The expectation for CX is clear, but without the right metrics it is hard to know which efforts are paying off.

by John Godwin

One of the most frequent questions I get from clients is “Other than Net Promoter Score, what other Customer Experience (CX) metrics should I be thinking about?”  Statistical aggregates, or simply “metrics,” distill data into an easily understood form to ease decision making.  Too often, the story ends after the data is gathered and eye-catching charts are created. 

Here are some tips for creating truly actionable CX metrics:

Start by understanding your business model and how it drives customer interactions

Why do your customers choose to do business with you?  What value do you create for them?  An understanding of your firm’s customer segments, relationships and channels is a prerequisite to the development of useful CX metrics. Often underestimated, is the human context of the interactions between your firm and your firm’s customers.  Where do interactions happen?  What is typically on your customer’s mind when they interact with your firm?  Finally, determine how those interactions correlate to value for the customer and profit for your firm. Which interactions drive sales? Which interactions drive complaints?

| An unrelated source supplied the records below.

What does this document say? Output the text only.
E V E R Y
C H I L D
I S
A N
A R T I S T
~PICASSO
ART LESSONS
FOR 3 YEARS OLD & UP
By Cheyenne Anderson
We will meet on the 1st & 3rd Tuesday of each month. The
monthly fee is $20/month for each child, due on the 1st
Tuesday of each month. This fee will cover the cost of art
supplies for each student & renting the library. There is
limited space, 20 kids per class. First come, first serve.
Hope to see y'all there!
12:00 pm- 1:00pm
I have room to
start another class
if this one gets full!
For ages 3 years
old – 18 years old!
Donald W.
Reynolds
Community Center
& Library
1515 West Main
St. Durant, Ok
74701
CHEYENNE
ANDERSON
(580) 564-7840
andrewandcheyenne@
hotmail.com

Don’t settle for metrics that are easy to gather

Many clients stumble by settling for metrics that can be easily gathered from existing resources. Sometimes this can be enough, but often clients find that technology or process changes are required to gather the really useful data. Actionable Metrics Because most traditional business architectures were designed for firm efficiency (as opposed to customer efficiency), quality CX metrics are likely to require changes to technology or processes.  Don’t be limited to what data exists today, challenge your organization to think differently and invest the money and effort to gather data that captures your customer interactions. Alternatively, I sometimes see clients ask their operations or sales staff to gather data manually either via paper tick sheets or spreadsheets.  I have found this to be counterproductive for numerous reasons.  First, it usually demotivates the staff tasked with doing the tracking due to the tedious/laborious nature of the work.  Second, it can detract from having authentic interactions with your customers as your staff becomes hyper-aware that they are being monitored and thus change their behavior to “rig the numbers.”  Lastly, humans don’t make great data collectors.  People forget, make data entry errors, lose track of data etc.

Uncover the links between internal behaviors and customer actions

The ultimate goal of compiling and gathering CX data is to change internal behavior in a way that positively impacts your customer’s experience which ultimately improves business results.  Spend time studying the characteristics of customer interactions that drive positive customer actions.  The nature of this exercise varies depending on the channels your firm uses to interact with your customers. However, the goal is always the same, to find patterns that can be exploited to improve CX and thus profitability.  For an example that highlights the financial and brand perception impacts of a key customer interaction, click here for our Website Performance Study.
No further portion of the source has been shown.